Dan disebutkan dalam UUD 1945 Pasal 29 ayat 1 dan 2 secara tegas bahwa (pasal 1) negara berdasar atas Ketuhanan Yang Maha Esa dan (Pasal 2) Negara menjamin kemerdekaan tiap-tiap penduduk untuk memeluk agamanya masing-masing dan untuk beribadat menurut agama dan kepercayaan itu.

Juga disebutkan dalam pasal 22 UU Hak Asasi Manusia (HAM) bahwa; (1) setiap orang bebas memeluk agamanya masing-masing dan beribadat menurut agama dan kepercayaannya itu. (2) negara menjamin kemerdekaan setiap orang memeluk agamanya masing-masing dan untuk beribadat menurut agamanya dan kepercayaannya itu.

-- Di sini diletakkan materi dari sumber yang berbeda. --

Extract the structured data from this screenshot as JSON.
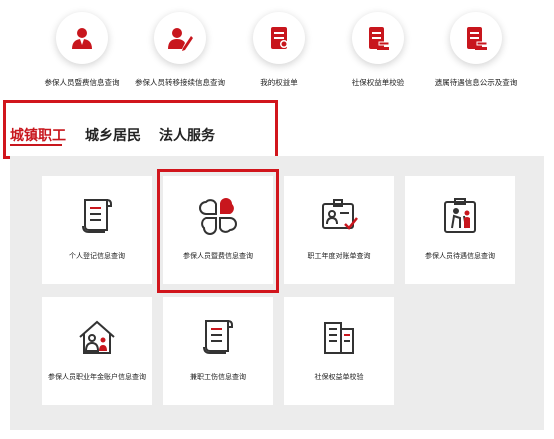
{
  "top_items": [
    {
      "label": "参保人员暨费信息查询",
      "icon": "person-badge-icon"
    },
    {
      "label": "参保人员转移接续信息查询",
      "icon": "person-pen-icon"
    },
    {
      "label": "我的权益单",
      "icon": "document-edit-icon"
    },
    {
      "label": "社保权益单校验",
      "icon": "document-gavel-icon"
    },
    {
      "label": "遗属待遇信息公示及查询",
      "icon": "document-gavel-icon"
    }
  ],
  "tabs": [
    {
      "label": "城镇职工",
      "active": true
    },
    {
      "label": "城乡居民",
      "active": false
    },
    {
      "label": "法人服务",
      "active": false
    }
  ],
  "cards": [
    {
      "label": "个人登记信息查询",
      "icon": "scroll-document-icon"
    },
    {
      "label": "参保人员暨费信息查询",
      "icon": "four-petal-icon"
    },
    {
      "label": "职工年度对账单查询",
      "icon": "id-card-check-icon"
    },
    {
      "label": "参保人员待遇信息查询",
      "icon": "elderly-person-card-icon"
    },
    {
      "label": "参保人员职业年金账户信息查询",
      "icon": "house-people-icon"
    },
    {
      "label": "兼职工伤信息查询",
      "icon": "scroll-document-icon"
    },
    {
      "label": "社保权益单校验",
      "icon": "buildings-icon"
    }
  ],
  "colors": {
    "accent": "#c8161d",
    "highlight": "#d1151c",
    "grid_bg": "#ececec"
  }
}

Dalam penjelasannya disbeutkan bahwa yang dimaksud dengan “hak untuk bebas memeluk agamanya dan kepercayaannya” adalah hak setiap orang untuk beragama menurut keyakinannya sendiri, tanpa adanya paksaan dari siapapun juga.

Kewajiban berhijab

Dalam pendahuluan penjelasannya, Darul Ifta Mishriyah mengungkapkan bahwa adalah termasuk Keputusan syari’at secara bulat dan ijma’ dari generasi terdahulu dan kemudian dari ulama ummat, para mujtahidnya, pemimpinnya, fuqahanya, ahli haditsnya bahwa hijab bagi Muslimah adalah fardhu bagi yagn telah mencapai usia taklif, yaitu usia di mana terlihat sisi keperempuannya, seperti siklus datang bulan, dan telah sampai padanya tanda-tanda kewanitaan. Maka wajib baginya menutup seluruh anggota badannya kecuali wajah dan dua telapak tangannya.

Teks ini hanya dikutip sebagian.